The Balakian book on the Armenian genocide had me considering that country. I’ve been close. We traveled to Georgia and we traveled on to Azerbaijan, a few summers back. And when we crossed into Azeri territory on the train they looked us over and asked us one and all if we’d been to Armenia. And surely we all took notice this year when their simmering cold ward exploded sadly with live ammunition and more territory lost of Armenia.
Balakian does a wonderful job of humanizing the shock of near anhililation which is grandparents generation somehow managed to survive. I like reading books by poets to who attempt to write non fiction, over and above journalists who choose to do so.
Born in Sommerville Mass, in 1911, to a Scottish American mother and an Armenian father who was a chemistry professor up the hill in Medford at Tufts, Alan Hovhaness would likely have had a rather different upbringing in his father’s home in Armenia, right before World War I. Hovenhass became a composer who in his thirties began to focus on music of his Armenian heritage. I listened to “Wind Music, Vol 3” today and thought of those fifth century churches there in Georgia and Armenia.
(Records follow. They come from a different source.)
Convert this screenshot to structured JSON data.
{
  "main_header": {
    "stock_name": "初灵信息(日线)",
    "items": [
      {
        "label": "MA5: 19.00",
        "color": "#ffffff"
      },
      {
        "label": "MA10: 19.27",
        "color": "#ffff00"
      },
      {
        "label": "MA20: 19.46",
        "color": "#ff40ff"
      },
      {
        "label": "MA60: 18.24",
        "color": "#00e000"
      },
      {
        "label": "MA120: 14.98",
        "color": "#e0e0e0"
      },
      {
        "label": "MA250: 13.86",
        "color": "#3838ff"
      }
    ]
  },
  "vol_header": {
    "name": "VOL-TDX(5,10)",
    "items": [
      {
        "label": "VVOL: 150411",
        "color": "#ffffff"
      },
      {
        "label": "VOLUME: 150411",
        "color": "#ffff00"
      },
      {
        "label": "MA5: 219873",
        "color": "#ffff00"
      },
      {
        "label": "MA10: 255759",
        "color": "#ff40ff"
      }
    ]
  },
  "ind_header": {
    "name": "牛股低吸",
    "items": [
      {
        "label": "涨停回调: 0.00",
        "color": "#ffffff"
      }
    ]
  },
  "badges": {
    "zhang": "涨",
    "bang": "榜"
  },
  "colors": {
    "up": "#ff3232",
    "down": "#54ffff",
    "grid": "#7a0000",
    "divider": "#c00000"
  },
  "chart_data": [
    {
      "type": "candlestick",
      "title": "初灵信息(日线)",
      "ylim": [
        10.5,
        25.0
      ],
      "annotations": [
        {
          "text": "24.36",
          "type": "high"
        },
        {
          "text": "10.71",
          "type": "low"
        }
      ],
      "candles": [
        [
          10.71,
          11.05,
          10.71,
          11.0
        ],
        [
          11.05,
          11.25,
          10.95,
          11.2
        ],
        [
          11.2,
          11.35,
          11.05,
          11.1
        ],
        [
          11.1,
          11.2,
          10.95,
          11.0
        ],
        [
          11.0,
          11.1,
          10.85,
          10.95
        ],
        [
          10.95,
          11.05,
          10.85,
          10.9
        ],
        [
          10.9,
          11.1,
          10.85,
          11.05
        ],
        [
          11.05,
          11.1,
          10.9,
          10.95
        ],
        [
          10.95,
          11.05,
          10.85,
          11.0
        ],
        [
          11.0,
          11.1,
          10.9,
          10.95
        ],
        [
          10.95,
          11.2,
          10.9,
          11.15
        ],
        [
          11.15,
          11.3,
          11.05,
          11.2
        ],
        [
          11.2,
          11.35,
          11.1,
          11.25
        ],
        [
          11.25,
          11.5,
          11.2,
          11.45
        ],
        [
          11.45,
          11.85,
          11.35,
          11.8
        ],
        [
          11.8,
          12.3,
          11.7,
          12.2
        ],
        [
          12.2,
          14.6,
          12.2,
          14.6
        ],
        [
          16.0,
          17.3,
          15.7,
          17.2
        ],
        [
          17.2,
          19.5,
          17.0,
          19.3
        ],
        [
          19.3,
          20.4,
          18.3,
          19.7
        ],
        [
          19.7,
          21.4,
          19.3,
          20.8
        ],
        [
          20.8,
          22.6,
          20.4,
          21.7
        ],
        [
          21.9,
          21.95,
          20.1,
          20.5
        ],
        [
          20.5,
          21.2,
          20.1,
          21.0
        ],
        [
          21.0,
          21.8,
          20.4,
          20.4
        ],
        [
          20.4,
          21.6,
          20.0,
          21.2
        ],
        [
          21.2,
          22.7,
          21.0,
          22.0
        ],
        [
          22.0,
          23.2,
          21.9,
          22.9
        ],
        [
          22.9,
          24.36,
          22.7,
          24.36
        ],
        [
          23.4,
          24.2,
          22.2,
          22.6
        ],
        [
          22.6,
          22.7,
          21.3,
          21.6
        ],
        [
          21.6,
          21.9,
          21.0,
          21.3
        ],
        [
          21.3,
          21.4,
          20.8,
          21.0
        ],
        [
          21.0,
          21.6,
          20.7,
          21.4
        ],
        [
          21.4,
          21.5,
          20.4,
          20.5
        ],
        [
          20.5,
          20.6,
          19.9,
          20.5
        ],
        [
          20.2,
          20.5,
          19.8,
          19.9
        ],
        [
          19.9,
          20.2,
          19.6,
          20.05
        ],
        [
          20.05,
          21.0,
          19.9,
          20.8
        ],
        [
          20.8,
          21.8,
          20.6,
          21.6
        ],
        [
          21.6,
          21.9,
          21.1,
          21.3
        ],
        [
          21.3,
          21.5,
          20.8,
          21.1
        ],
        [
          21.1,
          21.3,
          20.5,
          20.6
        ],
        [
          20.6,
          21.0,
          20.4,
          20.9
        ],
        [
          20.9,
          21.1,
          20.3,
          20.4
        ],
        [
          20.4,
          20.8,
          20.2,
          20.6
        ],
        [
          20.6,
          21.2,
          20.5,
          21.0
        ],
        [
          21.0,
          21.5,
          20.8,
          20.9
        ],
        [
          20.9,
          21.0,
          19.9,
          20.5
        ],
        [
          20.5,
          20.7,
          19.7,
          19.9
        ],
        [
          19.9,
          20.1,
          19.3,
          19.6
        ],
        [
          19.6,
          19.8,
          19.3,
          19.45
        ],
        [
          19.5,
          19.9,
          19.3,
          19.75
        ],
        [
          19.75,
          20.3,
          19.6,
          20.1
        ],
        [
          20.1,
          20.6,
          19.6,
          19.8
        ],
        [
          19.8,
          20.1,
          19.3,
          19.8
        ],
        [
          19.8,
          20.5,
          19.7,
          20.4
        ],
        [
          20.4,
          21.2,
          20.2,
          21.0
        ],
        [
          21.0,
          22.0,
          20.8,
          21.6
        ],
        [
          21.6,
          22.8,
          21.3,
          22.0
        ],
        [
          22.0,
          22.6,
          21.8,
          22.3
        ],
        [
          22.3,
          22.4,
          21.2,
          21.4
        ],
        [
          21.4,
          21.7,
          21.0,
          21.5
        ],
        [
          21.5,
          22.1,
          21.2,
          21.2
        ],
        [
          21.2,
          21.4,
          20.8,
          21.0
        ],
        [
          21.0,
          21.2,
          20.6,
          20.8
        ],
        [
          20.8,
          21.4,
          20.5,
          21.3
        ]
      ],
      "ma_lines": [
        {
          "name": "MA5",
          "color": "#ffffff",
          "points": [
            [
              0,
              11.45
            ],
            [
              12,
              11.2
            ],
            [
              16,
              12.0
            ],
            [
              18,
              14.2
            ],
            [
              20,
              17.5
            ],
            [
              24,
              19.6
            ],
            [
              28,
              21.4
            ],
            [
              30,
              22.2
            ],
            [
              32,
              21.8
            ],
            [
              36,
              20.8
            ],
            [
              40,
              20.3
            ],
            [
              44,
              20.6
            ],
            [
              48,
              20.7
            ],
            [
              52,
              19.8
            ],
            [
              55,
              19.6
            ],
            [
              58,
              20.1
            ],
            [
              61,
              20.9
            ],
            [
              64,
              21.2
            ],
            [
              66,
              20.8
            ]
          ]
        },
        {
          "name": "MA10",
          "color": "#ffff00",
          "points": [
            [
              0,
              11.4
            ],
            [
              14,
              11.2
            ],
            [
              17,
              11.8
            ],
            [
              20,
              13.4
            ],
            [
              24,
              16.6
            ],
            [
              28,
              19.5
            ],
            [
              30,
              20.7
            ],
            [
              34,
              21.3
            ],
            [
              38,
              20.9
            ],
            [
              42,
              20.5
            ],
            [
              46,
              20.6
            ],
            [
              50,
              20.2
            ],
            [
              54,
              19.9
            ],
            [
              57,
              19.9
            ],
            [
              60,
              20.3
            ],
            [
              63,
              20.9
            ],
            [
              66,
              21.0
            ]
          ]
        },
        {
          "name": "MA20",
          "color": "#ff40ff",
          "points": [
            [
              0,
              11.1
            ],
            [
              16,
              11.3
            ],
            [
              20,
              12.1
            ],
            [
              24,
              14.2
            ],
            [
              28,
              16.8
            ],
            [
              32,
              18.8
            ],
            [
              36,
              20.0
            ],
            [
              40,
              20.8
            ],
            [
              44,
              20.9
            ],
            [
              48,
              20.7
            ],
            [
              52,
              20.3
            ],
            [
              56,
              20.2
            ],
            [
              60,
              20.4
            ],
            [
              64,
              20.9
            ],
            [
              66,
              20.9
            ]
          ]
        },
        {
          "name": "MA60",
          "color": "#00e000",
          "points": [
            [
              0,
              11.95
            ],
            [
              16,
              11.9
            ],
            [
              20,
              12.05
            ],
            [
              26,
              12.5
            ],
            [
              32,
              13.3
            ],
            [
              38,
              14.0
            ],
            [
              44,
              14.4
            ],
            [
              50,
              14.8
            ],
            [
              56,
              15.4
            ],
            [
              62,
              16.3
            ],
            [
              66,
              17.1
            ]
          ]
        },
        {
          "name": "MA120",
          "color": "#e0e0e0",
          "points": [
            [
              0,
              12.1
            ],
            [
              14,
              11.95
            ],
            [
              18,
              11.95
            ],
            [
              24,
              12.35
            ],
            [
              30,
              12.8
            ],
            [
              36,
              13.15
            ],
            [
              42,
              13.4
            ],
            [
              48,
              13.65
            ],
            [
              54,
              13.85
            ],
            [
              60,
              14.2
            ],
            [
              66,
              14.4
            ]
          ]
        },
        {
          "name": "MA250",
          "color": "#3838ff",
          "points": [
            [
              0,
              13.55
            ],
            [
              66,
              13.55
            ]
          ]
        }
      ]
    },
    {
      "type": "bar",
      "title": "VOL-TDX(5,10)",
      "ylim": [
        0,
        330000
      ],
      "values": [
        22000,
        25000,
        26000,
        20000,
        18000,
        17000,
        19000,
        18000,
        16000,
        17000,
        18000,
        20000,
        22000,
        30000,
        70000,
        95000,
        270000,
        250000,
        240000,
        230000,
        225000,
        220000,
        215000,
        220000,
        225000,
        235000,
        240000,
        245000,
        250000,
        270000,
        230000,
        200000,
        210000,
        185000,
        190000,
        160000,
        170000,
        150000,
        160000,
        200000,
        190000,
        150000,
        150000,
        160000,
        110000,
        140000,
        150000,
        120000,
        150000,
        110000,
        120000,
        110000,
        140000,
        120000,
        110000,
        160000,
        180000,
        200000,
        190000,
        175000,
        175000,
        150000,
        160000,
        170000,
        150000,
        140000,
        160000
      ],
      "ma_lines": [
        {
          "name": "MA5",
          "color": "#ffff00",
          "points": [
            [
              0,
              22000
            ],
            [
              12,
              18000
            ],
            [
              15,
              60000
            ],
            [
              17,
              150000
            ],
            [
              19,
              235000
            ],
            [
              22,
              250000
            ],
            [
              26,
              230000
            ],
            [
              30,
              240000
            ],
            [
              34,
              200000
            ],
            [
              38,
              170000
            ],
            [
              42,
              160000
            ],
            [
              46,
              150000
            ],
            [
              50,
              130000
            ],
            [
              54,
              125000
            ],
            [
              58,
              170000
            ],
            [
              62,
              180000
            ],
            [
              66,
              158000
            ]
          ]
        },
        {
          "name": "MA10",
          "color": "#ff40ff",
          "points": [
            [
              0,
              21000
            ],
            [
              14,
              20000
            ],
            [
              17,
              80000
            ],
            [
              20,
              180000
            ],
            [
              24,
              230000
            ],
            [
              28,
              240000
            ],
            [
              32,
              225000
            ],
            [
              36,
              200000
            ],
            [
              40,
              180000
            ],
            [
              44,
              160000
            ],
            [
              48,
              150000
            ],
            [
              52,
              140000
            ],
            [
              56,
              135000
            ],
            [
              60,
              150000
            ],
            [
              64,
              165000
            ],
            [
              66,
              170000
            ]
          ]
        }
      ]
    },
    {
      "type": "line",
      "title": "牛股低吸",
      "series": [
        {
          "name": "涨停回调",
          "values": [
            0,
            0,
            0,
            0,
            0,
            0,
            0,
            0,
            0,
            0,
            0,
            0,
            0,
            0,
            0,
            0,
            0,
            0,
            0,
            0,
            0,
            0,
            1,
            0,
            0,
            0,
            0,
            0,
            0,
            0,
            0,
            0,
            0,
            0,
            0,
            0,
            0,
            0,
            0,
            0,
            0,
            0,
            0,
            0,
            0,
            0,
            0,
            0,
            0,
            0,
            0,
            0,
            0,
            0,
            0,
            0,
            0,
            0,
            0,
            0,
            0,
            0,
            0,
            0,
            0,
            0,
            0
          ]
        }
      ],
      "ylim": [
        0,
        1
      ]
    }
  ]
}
Back home I’m not enjoying the Philip Gourevitch. A journalists account of uncovering the tragedy of the Tutsi massacre in Rawanda. He’s not a poet. The accounts are searing but they aren’t connecte in a way that builds narrative. Grating as he regularly reminds the reader that he is dispassionate. I don’t feel Like I’ve met anyone particularly memorable, unlike, say Balakian’s father or grandmother in the tale of Armenian genocide, which to be fair I didn’t like at first either.